KedaiPena.com – Anggota Komisi III DPR Aboebakar Al-Habsyi mengatakan, tidak ada yang salah dari pernyataan Kapolri Jendral, Tito Karnavian perihal fatwa MUI bukanlah sumber di Indonesia.
Sebab, aturan hukum di Indonesia dibuat berdasarkan TAP MPR No III Tahun 2000 dan UU No 12 Tahun 2011. Di dalamnya, fatwa MUI bukan salah satu instrumen hukum. Jadi tidak bisa dijadikan rujukan dalam pembentukan hukum positif.
“Yang perlu dipahami, fatwa MUI ada guide lines untuk umat Islam. MUI memiliki tanggung jawab untuk membimbing ummatnya agar tidak salah dalam menerapkan ajaran agama,” jelas dia dalam siaran pers yang diteriam KedaiPena.com, ditulis Rabu (21/12).
Oleh karena itu, kata dia, kalangan non muslim seharusnya menghormati ajaran agama Islam sebagaimana difatwakan oleh MUI. Toleransi bukan berarti harus melanggar fatwa MUI ataupun ajaran agama.
“Memaksa karyawan memakai atribut Natal tidaklah melanggar fatwa MUI, tetapi melanggar konstitusi,” tutur dia.
Selain itu, dia menjelaskan, dalam Islam dikatakan haram memakai atribut natal, maka memaksakan karyawan menggunakan atribut Natal adalah bentuk pelanggaran HAM.
“Ketika seorang muslim ingin mengikuti fatwa MUI, maka negara seharusnya memberikan perlindungan, karena ini adalah amanat konstitusi NKRI,” sesal dia.
“Dan hak untuk beragama merupakan non-derogable rights, yaitu hak asasi manusia yang tidak dapat dikurangi dalam keadaan apapun,” tambahnya.
Karena, lanjut politisi PKS ini, hal tersebut telah diatur dalam Pasal 28I ayat (1) Undang-undang Dasar 1945. Dimana hak beragama seperti ini tidak dapat dikurangi “dalam keadaan apapun” termasuk keadaan perang, sengketa bersenjata, dan atau keadaan darurat.
“Ketentuan tersebut sebagaimana Penjelasan Pasal 4 UU No. 39 Tahun 1999 tentang Hak Asasi Manusia,” beber dia.
Sebab, dalam keadaan perang saja, ungkap dia, hak beragama tidak dapat dikurangi apa lagi hanya dalam perayaan natal.
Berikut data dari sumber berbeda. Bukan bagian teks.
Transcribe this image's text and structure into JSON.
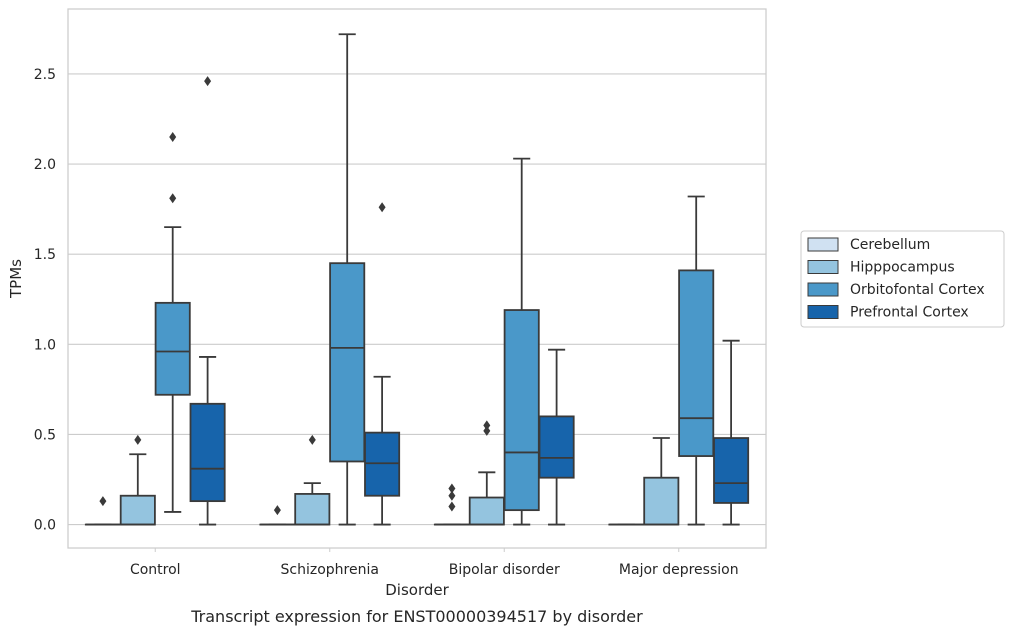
{
  "chart_data": {
    "type": "box",
    "caption": "Transcript expression for ENST00000394517 by disorder",
    "xlabel": "Disorder",
    "ylabel": "TPMs",
    "ylim": [
      -0.13,
      2.86
    ],
    "yticks": [
      0.0,
      0.5,
      1.0,
      1.5,
      2.0,
      2.5
    ],
    "ytick_labels": [
      "0.0",
      "0.5",
      "1.0",
      "1.5",
      "2.0",
      "2.5"
    ],
    "grid": true,
    "legend_position": "right",
    "categories": [
      "Control",
      "Schizophrenia",
      "Bipolar disorder",
      "Major depression"
    ],
    "series": [
      {
        "name": "Cerebellum",
        "color": "#d0e1f2",
        "boxes": [
          {
            "q1": 0,
            "median": 0,
            "q3": 0,
            "whislo": 0,
            "whishi": 0,
            "fliers": [
              0.13
            ]
          },
          {
            "q1": 0,
            "median": 0,
            "q3": 0,
            "whislo": 0,
            "whishi": 0,
            "fliers": [
              0.08
            ]
          },
          {
            "q1": 0,
            "median": 0,
            "q3": 0,
            "whislo": 0,
            "whishi": 0,
            "fliers": [
              0.1,
              0.16,
              0.2
            ]
          },
          {
            "q1": 0,
            "median": 0,
            "q3": 0,
            "whislo": 0,
            "whishi": 0,
            "fliers": []
          }
        ]
      },
      {
        "name": "Hipppocampus",
        "color": "#94c4df",
        "boxes": [
          {
            "q1": 0,
            "median": 0,
            "q3": 0.16,
            "whislo": 0,
            "whishi": 0.39,
            "fliers": [
              0.47
            ]
          },
          {
            "q1": 0,
            "median": 0,
            "q3": 0.17,
            "whislo": 0,
            "whishi": 0.23,
            "fliers": [
              0.47
            ]
          },
          {
            "q1": 0,
            "median": 0,
            "q3": 0.15,
            "whislo": 0,
            "whishi": 0.29,
            "fliers": [
              0.52,
              0.55
            ]
          },
          {
            "q1": 0,
            "median": 0,
            "q3": 0.26,
            "whislo": 0,
            "whishi": 0.48,
            "fliers": []
          }
        ]
      },
      {
        "name": "Orbitofontal Cortex",
        "color": "#4a98c9",
        "boxes": [
          {
            "q1": 0.72,
            "median": 0.96,
            "q3": 1.23,
            "whislo": 0.07,
            "whishi": 1.65,
            "fliers": [
              1.81,
              2.15
            ]
          },
          {
            "q1": 0.35,
            "median": 0.98,
            "q3": 1.45,
            "whislo": 0,
            "whishi": 2.72,
            "fliers": []
          },
          {
            "q1": 0.08,
            "median": 0.4,
            "q3": 1.19,
            "whislo": 0,
            "whishi": 2.03,
            "fliers": []
          },
          {
            "q1": 0.38,
            "median": 0.59,
            "q3": 1.41,
            "whislo": 0,
            "whishi": 1.82,
            "fliers": []
          }
        ]
      },
      {
        "name": "Prefrontal Cortex",
        "color": "#1764ab",
        "boxes": [
          {
            "q1": 0.13,
            "median": 0.31,
            "q3": 0.67,
            "whislo": 0,
            "whishi": 0.93,
            "fliers": [
              2.46
            ]
          },
          {
            "q1": 0.16,
            "median": 0.34,
            "q3": 0.51,
            "whislo": 0,
            "whishi": 0.82,
            "fliers": [
              1.76
            ]
          },
          {
            "q1": 0.26,
            "median": 0.37,
            "q3": 0.6,
            "whislo": 0,
            "whishi": 0.97,
            "fliers": []
          },
          {
            "q1": 0.12,
            "median": 0.23,
            "q3": 0.48,
            "whislo": 0,
            "whishi": 1.02,
            "fliers": []
          }
        ]
      }
    ]
  }
}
Dan menurutnya masih banyak teknik marketing yang bisa digunakan oleh pengusaha tanpa merusak kebhinekaan.
“Di sinilah tugas aparat penegak hukum untuk menjaga tertib sosial, jangan sampai karena alasan perayaan hari keagamaan tertentu lantas memaksakan kehendaknya dan mengabaikan toleransi antar ummat beragama,” ucap dia
“Yang paling penting, penegak hukum harus memahami benar isi konstitusi dan menjaganya dengan baik untuk kedaulatan dan keutuhan NKRI,” tandasnya.
Sebelumnya, Tito Karnavian memberikan teguran keras pada Kepala Polres Metro Bekasi Kota Komisaris Besar Umar Surya Fana.
Teguran itu terkait surat imbauan Kapolres Metro Bekasi kepada pengusaha agar tidak memaksakan pengenaan atribut keagamaan kepada pegawai beragama Islam.
Tito mengatakan, fatwa MUI bukan suatu rujukan hukum positif sehingga tidak bisa digunakan sebagai acuan penegakan hukum. Mestinya, kata dia, fatwa MUI hanya digunakan sebagai koordinasi antarpihak.